7.9 Force Majeure. Notwithstanding any provision contained in this Agreement, neither party will be liable to the other to the extent fulfillment or performance of any terms or provisions of this Agreement is delayed or prevented by revolution or other civil disorders; wars; strikes; labor disputes; electrical equipment or availability failure; fires; floods; acts of God; government action; or, without limiting the foregoing, any other causes not within its control, and which by the exercise of reasonable diligence it is unable to prevent. This clause will not apply to the payment of any sums due under this Agreement by either party to the other.
7.10 Notices. All notices or reports permitted or required under this Agreement will be in writing and will be delivered by personal delivery, telegram, telex, telecopier, facsimile transmission, or by certified or registered mail, return receipt requested, and shall be deemed given upon personal delivery, five (5) days after deposit in the mail, or upon acknowledgment of receipt of electronic transmission.

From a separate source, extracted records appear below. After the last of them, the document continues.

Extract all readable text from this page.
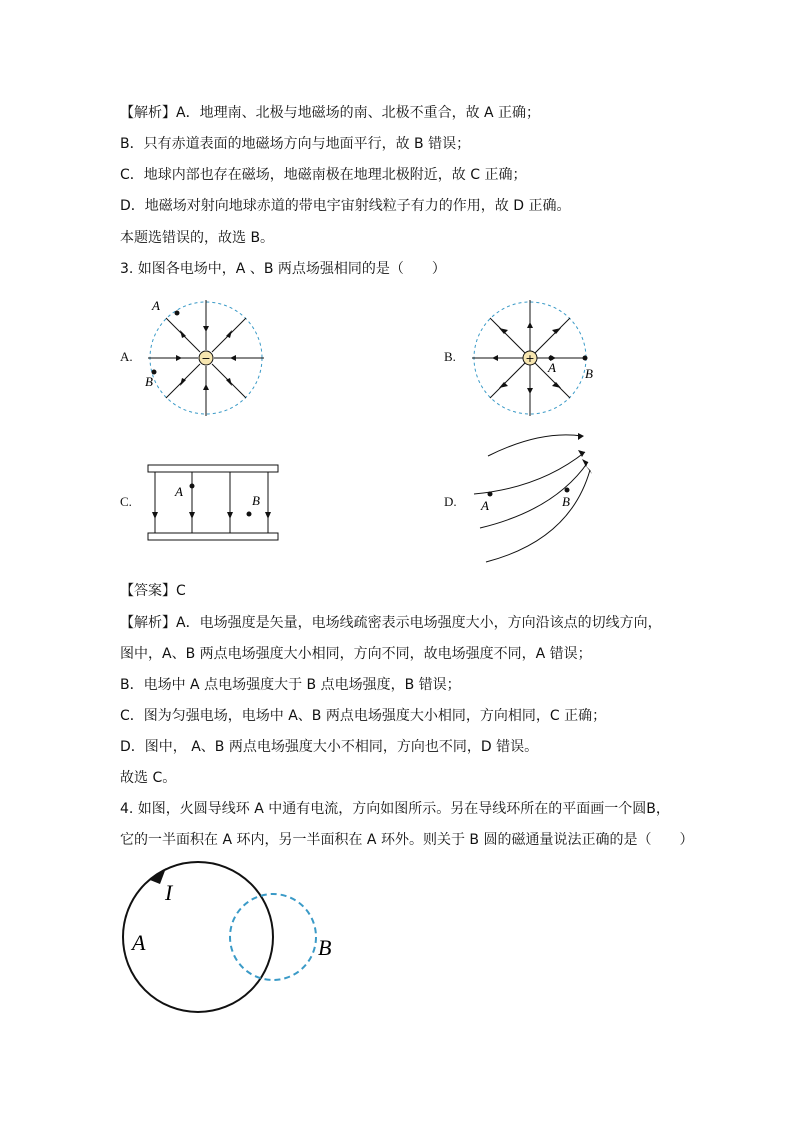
【解析】A．地理南、北极与地磁场的南、北极不重合，故 A 正确；
B．只有赤道表面的地磁场方向与地面平行，故 B 错误；
C．地球内部也存在磁场，地磁南极在地理北极附近，故 C 正确；
D．地磁场对射向地球赤道的带电宇宙射线粒子有力的作用，故 D 正确。
本题选错误的，故选 B。
3. 如图各电场中，A 、B 两点场强相同的是（　　）
A.	B.
C.	D.
−
A
B
+
A B
A
B	A	B
【答案】C
【解析】A．电场强度是矢量，电场线疏密表示电场强度大小，方向沿该点的切线方向，
图中，A、B 两点电场强度大小相同，方向不同，故电场强度不同，A 错误；
B．电场中 A 点电场强度大于 B 点电场强度，B 错误；
C．图为匀强电场，电场中 A、B 两点电场强度大小相同，方向相同，C 正确；
D．图中， A、B 两点电场强度大小不相同，方向也不同，D 错误。
故选 C。
4. 如图，火圆导线环 A 中通有电流，方向如图所示。另在导线环所在的平面画一个圆B，
它的一半面积在 A 环内，另一半面积在 A 环外。则关于 B 圆的磁通量说法正确的是（　　）
I
A	B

7.11 Construction. This Agreement, including any exhibits, attachments and addenda, constitutes the complete agreement between the parties with respect to its subject matter and supersedes all prior or contemporaneous discussions, representations, and proposals, written or oral, with respect to the subject matters discussed herein. No modification of this Agreement will be effective unless contained in writing and signed by an authorized representative of each party. This Agreement will take precedence over any conflicting or inconsistent terms and conditions accompanying any purchase order or similar document submitted by Customer to Company. In the event that any provision of this Agreement is found invalid or unenforceable, it will be enforced to the extent permissible and the remainder of this Agreement will remain in full force and effect. The failure of a party to prosecute its rights with respect to a breach hereunder will not constitute a waiver of the right to enforce its rights with respect to the same or any other breach.